Condamner l'Etat et les Douanes aux entiers dépens.
Par conclusions déposées au greffe le 13 août 2019, la Direction Régionale des Douanes et Droits Indirects de [Localité 9] demande à la cour de confirmer le jugement rendu par le tribunal de grande instance de Lyon le 21 janvier 2019 et de :
- débouter la SCEA [R], M. [E] [R] et Mme [P] [R] de l'intégralité de leurs demandes, fins et conclusions,
- confirmer sa décision en date du 4 septembre 2014,
- condamner in solidum la SCEA [R], M. [E] [R] et Mme [P] [R] à lui payer la somme de 10 000 euros au titre de l'article 700 du code de procédure civile et les dépens ;
Si, par extraordinaire et subsidiairement, la cour ne devait pas débouter purement et simplement la SCEA [R] et les époux [R], ordonner une expertise pour essentiellement mesurer la surface des parcelles plantées en vigne et celle non plantée, indiquer si les déclivité, bois, végétalisation présents sur ces parcelles sont indispensables à la pérennité des sols ou non, fournir tous éléments techniques et de fait de nature à permettre à la juridiction saisie de déterminer si ces surfaces non plantées de vigne doivent être déclarées au casier viticole informatisé,
Réserver les demandes des parties dans l'attente du dépôt du rapport d'expertise.

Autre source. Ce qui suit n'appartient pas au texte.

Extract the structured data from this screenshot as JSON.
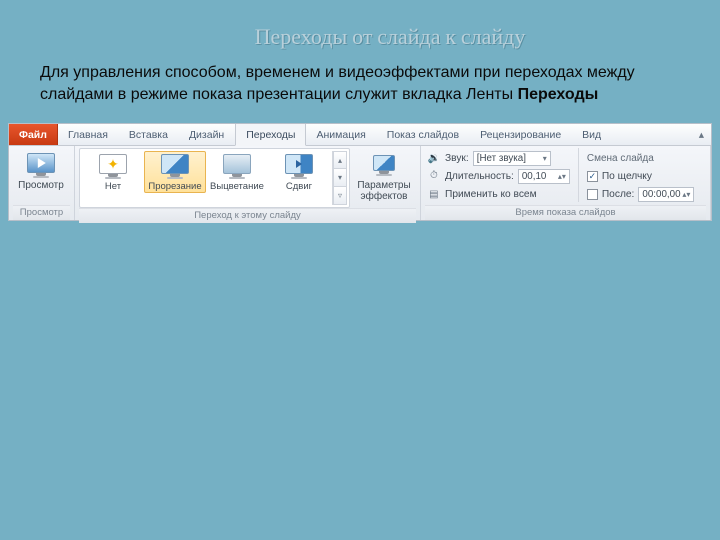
{
  "heading": "Переходы от слайда к слайду",
  "paragraph_plain": "Для управления способом, временем и видеоэффектами при переходах между слайдами в режиме показа презентации служит вкладка Ленты ",
  "paragraph_bold": "Переходы",
  "tabs": {
    "file": "Файл",
    "home": "Главная",
    "insert": "Вставка",
    "design": "Дизайн",
    "transitions": "Переходы",
    "animation": "Анимация",
    "slideshow": "Показ слайдов",
    "review": "Рецензирование",
    "view": "Вид"
  },
  "groups": {
    "preview": "Просмотр",
    "transition": "Переход к этому слайду",
    "timing": "Время показа слайдов"
  },
  "buttons": {
    "preview": "Просмотр",
    "effect_options": "Параметры\nэффектов",
    "apply_all": "Применить ко всем"
  },
  "gallery": {
    "none": "Нет",
    "cut": "Прорезание",
    "fade": "Выцветание",
    "shift": "Сдвиг"
  },
  "timing": {
    "sound_label": "Звук:",
    "sound_value": "[Нет звука]",
    "duration_label": "Длительность:",
    "duration_value": "00,10"
  },
  "advance": {
    "title": "Смена слайда",
    "onclick": "По щелчку",
    "after": "После:",
    "after_value": "00:00,00"
  }
}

Il convient de se référer aux écritures des parties pour plus ample exposé de leurs prétentions et moyens qui seront repris dans la motivation de lé décision.

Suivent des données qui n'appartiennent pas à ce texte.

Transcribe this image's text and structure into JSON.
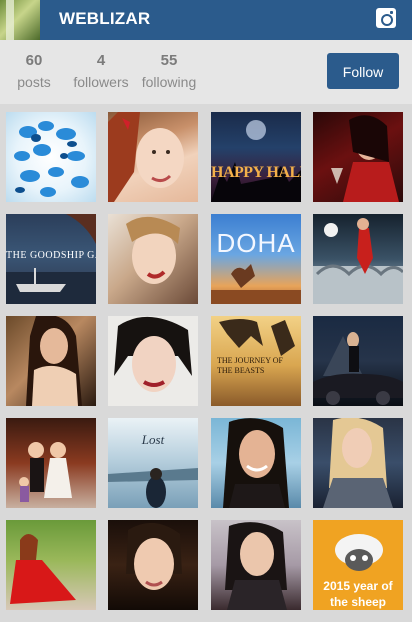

L'ordonnance de clôture a été rendue le 17 décembre 2019.
MOTIVATION
A titre liminaire, il sera rappelé que les « demandes » tendant à voir « constater » ou « déclarer » ne constituent pas des prétentions au sens de l'article 4 du code de procédure civile et ne saisissent pas la cour ; il en est de même des « demandes » tendant à voir « dire et juger » lorsque celles-ci développent en réalité des moyens.

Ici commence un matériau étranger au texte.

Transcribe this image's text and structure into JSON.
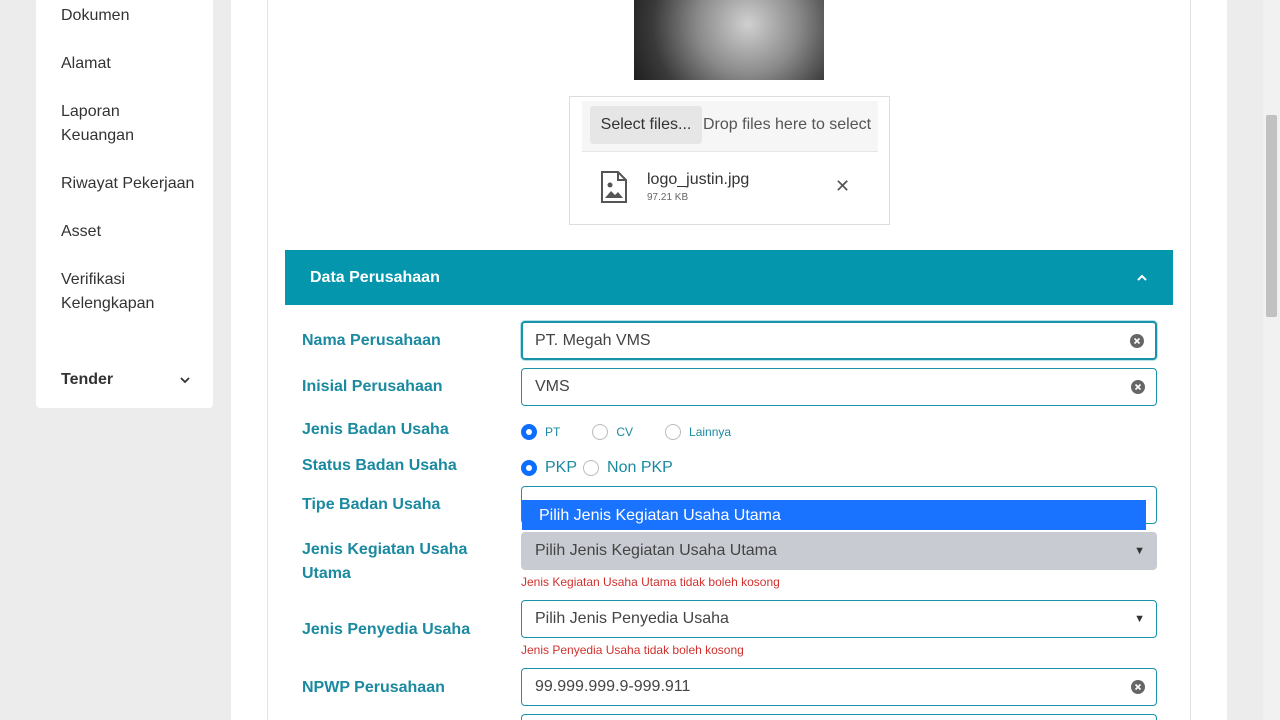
{
  "sidebar": {
    "items": [
      {
        "label": "Dokumen"
      },
      {
        "label": "Alamat"
      },
      {
        "label": "Laporan Keuangan"
      },
      {
        "label": "Riwayat Pekerjaan"
      },
      {
        "label": "Asset"
      },
      {
        "label": "Verifikasi Kelengkapan"
      }
    ],
    "tender_label": "Tender"
  },
  "uploader": {
    "select_label": "Select files...",
    "drop_text": "Drop files here to select",
    "file_name": "logo_justin.jpg",
    "file_size": "97.21 KB"
  },
  "section": {
    "title": "Data Perusahaan"
  },
  "form": {
    "nama_label": "Nama Perusahaan",
    "nama_value": "PT. Megah VMS",
    "inisial_label": "Inisial Perusahaan",
    "inisial_value": "VMS",
    "jenis_badan_label": "Jenis Badan Usaha",
    "jenis_badan_options": [
      "PT",
      "CV",
      "Lainnya"
    ],
    "jenis_badan_selected": "PT",
    "status_label": "Status Badan Usaha",
    "status_options": [
      "PKP",
      "Non PKP"
    ],
    "status_selected": "PKP",
    "tipe_label": "Tipe Badan Usaha",
    "dropdown_highlight": "Pilih Jenis Kegiatan Usaha Utama",
    "kegiatan_label": "Jenis Kegiatan Usaha Utama",
    "kegiatan_value": "Pilih Jenis Kegiatan Usaha Utama",
    "kegiatan_error": "Jenis Kegiatan Usaha Utama tidak boleh kosong",
    "penyedia_label": "Jenis Penyedia Usaha",
    "penyedia_value": "Pilih Jenis Penyedia Usaha",
    "penyedia_error": "Jenis Penyedia Usaha tidak boleh kosong",
    "npwp_label": "NPWP Perusahaan",
    "npwp_value": "99.999.999.9-999.911"
  },
  "colors": {
    "accent": "#0396ac",
    "label": "#1b8aa0",
    "error": "#d0312d",
    "highlight": "#1a73ff"
  }
}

Le casier viticole informatisé (CVI) est un outil que les États membres de l'Union européenne doivent tenir. Il contient notamment toutes les informations relatives aux entreprises viti-vinicoles, aux parcelles plantées ou arrachées, aux niveaux de production et de stocks. L'immatriculation au CVI est effectuée par l'exploitant viticole auprès du service douanier en charge de la viticulture auquel l'exploitant fournit les documents justificatifs. Le service lui attribue alors un numéro d'identification au CVI.
I- sur la nullité de la procédure
1 - sur la compétence
Les appelants soulèvent l'incompétence de l'administration pour ordonner les rectifications du CVI. Ils soutiennent que l'article 6. 4° de la loi du 6 janvier 1978 relative à l'informatique, aux fichiers et aux libertés évoque la rectification de données inexactes ou incomplètes au regard des finalités pour lesquelles elles sont collectées et traitées, que M. [R] a toujours contesté les mesures des superficies et que les données sur lesquelles s'appuie l'administration ne présentent aucune fiabilité en l'absence de définition précise de la surface à prendre en compte, aucun bornage n'ayant été réalisé et la réalisation pratique du mesurage ne correspondant à aucun cadre procédural, de sorte que la demande de rectification du CVI est contraire à la loi de 1978.
Ils ajoutent que le contrôle du parcellaire prévu aux articles L 665-4 et suivants du code rural est sanctionné par des infractions et qu'aucun texte ne donne pouvoir à l'administration pour modifier les données contenues dans le CVI.
Dans le dispositif de ses conclusions qui seul saisit la cour, la Direction Régionale des Douanes ne soulève aucune irrecevabilité d'une exception de procédure puisque il est demandé la confirmation du jugement qui a débouté les demandeurs.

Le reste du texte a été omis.